CNN is reporting that 50,000 voters in Georgia have been flagged as mismatches in the state voter database, and that thousands of them may not have their votes counted this year. Kyla Berry is one of these voters:
The letter, which was dated October 2, gave her a week from the time it was dated to prove her citizenship. There was a problem, though -- the letter was postmarked October 9.
"It was the most bizarre thing. I immediately called my mother and asked her to send me my birth certificate, and then I was like, 'It's too late, apparently,' " Berry said.
Berry is one of more than 50,000 registered Georgia voters who have been "flagged" because of a computer mismatch in their personal identification information. At least 4,500 of those people are having their citizenship questioned and the burden is on them to prove eligibility to vote.
It is, of course, illegal to purge voters from the rolls within 90 days of an election, so there's no reason why Berry should have been receiving a letter on October 2 telling her to prove her citizenship. Republican Secretary of State Karen Handel says this isn't "voter suppression" but that's absurd. Not only is it voter suppression, it's blatantly illegal. Moreover, Georgia has been using the Social Security Administration database to match voter information -- essentially the most flawed method they could possibly use.
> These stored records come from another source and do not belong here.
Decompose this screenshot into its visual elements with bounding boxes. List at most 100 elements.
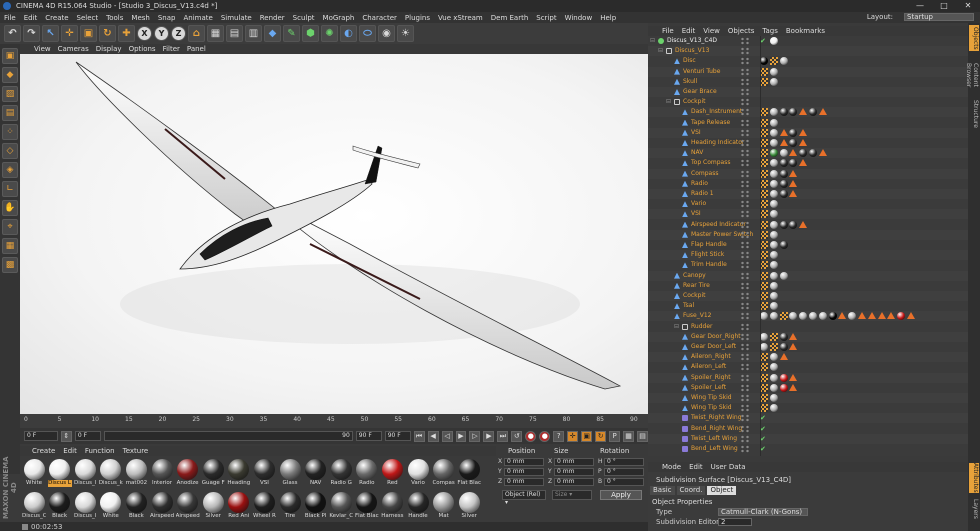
object-menu-edit[interactable]: Edit: [682, 27, 696, 35]
material-swatch[interactable]: Anodize: [176, 458, 200, 489]
undo-icon[interactable]: ↶: [4, 25, 21, 42]
material-tag-icon[interactable]: [769, 179, 778, 188]
visibility-dots-icon[interactable]: [740, 200, 750, 209]
axis-mode-icon[interactable]: ∟: [2, 181, 18, 197]
material-swatch[interactable]: Kevlar_C: [329, 491, 353, 522]
object-row[interactable]: Wing Tip Skid: [648, 393, 968, 403]
visibility-dots-icon[interactable]: [740, 179, 750, 188]
rotation-key-icon[interactable]: ↻: [595, 430, 607, 442]
material-tag-icon[interactable]: [769, 108, 778, 117]
material-menu-edit[interactable]: Edit: [63, 447, 77, 455]
next-frame-icon[interactable]: ▷: [469, 430, 481, 442]
visibility-dots-icon[interactable]: [740, 108, 750, 117]
material-swatch[interactable]: Compas: [432, 458, 456, 489]
texture-tag-icon[interactable]: [760, 139, 768, 147]
start-frame-field[interactable]: 0 F: [24, 431, 58, 441]
material-tag-icon[interactable]: [789, 108, 798, 117]
preview-range-slider[interactable]: 90: [103, 431, 353, 441]
material-tag-icon[interactable]: [769, 271, 778, 280]
material-swatch[interactable]: NAV: [304, 458, 328, 489]
object-menu-view[interactable]: View: [703, 27, 720, 35]
position-x-field[interactable]: 0 mm: [504, 458, 544, 466]
object-row[interactable]: ⊟ Discus_V13: [648, 46, 968, 57]
object-row[interactable]: Compass: [648, 168, 968, 179]
material-swatch[interactable]: Harness: [380, 491, 404, 522]
texture-tag-icon[interactable]: [769, 343, 778, 351]
material-swatch[interactable]: Discus L: [47, 458, 72, 489]
material-tag-icon[interactable]: [769, 363, 778, 372]
material-swatch[interactable]: VSI: [252, 458, 276, 489]
material-tag-icon[interactable]: [769, 149, 778, 158]
menu-character[interactable]: Character: [362, 14, 397, 22]
material-tag-icon[interactable]: [769, 37, 778, 45]
object-menu-bookmarks[interactable]: Bookmarks: [786, 27, 825, 35]
render-picture-viewer-icon[interactable]: ▤: [226, 25, 243, 42]
texture-tag-icon[interactable]: [760, 292, 768, 300]
material-tag-icon[interactable]: [769, 383, 778, 392]
subdivision-editor-field[interactable]: 2: [718, 518, 752, 526]
material-tag-icon[interactable]: [769, 312, 778, 321]
visibility-dots-icon[interactable]: [740, 77, 750, 86]
texture-tag-icon[interactable]: [760, 373, 768, 382]
visibility-dots-icon[interactable]: [740, 67, 750, 76]
material-swatch[interactable]: Black: [48, 491, 72, 522]
light-icon[interactable]: ☀: [397, 25, 414, 42]
object-row[interactable]: Tape Release: [648, 118, 968, 128]
end-frame-field[interactable]: 90 F: [384, 431, 411, 441]
object-row[interactable]: Flap Handle: [648, 240, 968, 250]
object-row[interactable]: Wing Tip Skid: [648, 403, 968, 413]
menu-edit[interactable]: Edit: [24, 14, 38, 22]
material-tag-icon[interactable]: [779, 159, 788, 168]
object-row[interactable]: VSI: [648, 127, 968, 138]
expand-toggle-icon[interactable]: ⊟: [666, 97, 671, 107]
object-row[interactable]: Aileron_Right: [648, 352, 968, 363]
floor-scene-icon[interactable]: ⬭: [359, 25, 376, 42]
x-axis-lock-button[interactable]: X: [137, 26, 152, 41]
material-tag-icon[interactable]: [769, 404, 778, 413]
visibility-dots-icon[interactable]: [740, 251, 750, 260]
visibility-dots-icon[interactable]: [740, 424, 750, 433]
texture-tag-icon[interactable]: [769, 332, 778, 341]
material-tag-icon[interactable]: [779, 57, 788, 66]
object-row[interactable]: Heading Indicator: [648, 138, 968, 148]
texture-tag-icon[interactable]: [760, 149, 768, 158]
selection-tag-icon[interactable]: [887, 312, 896, 320]
selection-tag-icon[interactable]: [858, 312, 866, 320]
material-tag-icon[interactable]: [769, 220, 778, 229]
side-tab-structure[interactable]: Structure: [969, 99, 979, 129]
material-tag-icon[interactable]: [769, 118, 778, 127]
model-mode-icon[interactable]: ◆: [2, 67, 18, 83]
redo-icon[interactable]: ↷: [23, 25, 40, 42]
material-tag-icon[interactable]: [769, 159, 778, 168]
snapping-icon[interactable]: ⌖: [2, 219, 18, 235]
texture-tag-icon[interactable]: [760, 118, 768, 127]
object-row[interactable]: VSI: [648, 209, 968, 220]
attr-menu-edit[interactable]: Edit: [689, 463, 703, 471]
array-generator-icon[interactable]: ✺: [321, 25, 338, 42]
material-tag-icon[interactable]: [769, 373, 778, 382]
expand-toggle-icon[interactable]: ⊟: [650, 36, 655, 46]
size-mode-dropdown[interactable]: Size ▾: [552, 490, 592, 500]
visibility-dots-icon[interactable]: [740, 37, 750, 45]
material-tag-icon[interactable]: [789, 220, 798, 229]
visibility-dots-icon[interactable]: [740, 169, 750, 178]
position-y-field[interactable]: 0 mm: [504, 468, 544, 476]
object-row[interactable]: Venturi Tube: [648, 66, 968, 77]
timeline-ruler[interactable]: 0 5 10 15 20 25 30 35 40 45 50 55 60 65 70 75 80 85 90: [20, 414, 648, 428]
material-swatch[interactable]: Black Pl: [304, 491, 328, 522]
visibility-dots-icon[interactable]: [740, 292, 750, 300]
deformer-bend-icon[interactable]: ◐: [340, 25, 357, 42]
selection-tag-icon[interactable]: [789, 383, 798, 391]
material-tag-icon[interactable]: [789, 312, 798, 321]
material-swatch[interactable]: Silver: [201, 491, 225, 522]
tab-basic[interactable]: Basic: [650, 486, 675, 495]
menu-script[interactable]: Script: [536, 14, 556, 22]
visibility-dots-icon[interactable]: [740, 332, 750, 341]
loop-icon[interactable]: ↺: [511, 430, 523, 442]
side-tab-layers[interactable]: Layers: [969, 497, 979, 521]
viewport-menu-display[interactable]: Display: [96, 45, 122, 53]
spline-pen-icon[interactable]: ✎: [283, 25, 300, 42]
enabled-check-icon[interactable]: ✔: [760, 445, 768, 453]
material-swatch[interactable]: Airspeed: [176, 491, 200, 522]
material-tag-icon[interactable]: [789, 128, 798, 137]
In 2007, the SSA admitted that of 2.6 million voter registration records submitted to the SSA, nearly half resulted in a failed match.
Handel's lip service about provisional ballots is also plainly transparent. On average, states count less than half of their provisional ballots, so between illegal purging, the use of flawed databases to match voters and insisting that eligible voters cast provisional ballots rather than real ones, Handel is doing a bang-up job of suppressing the vote.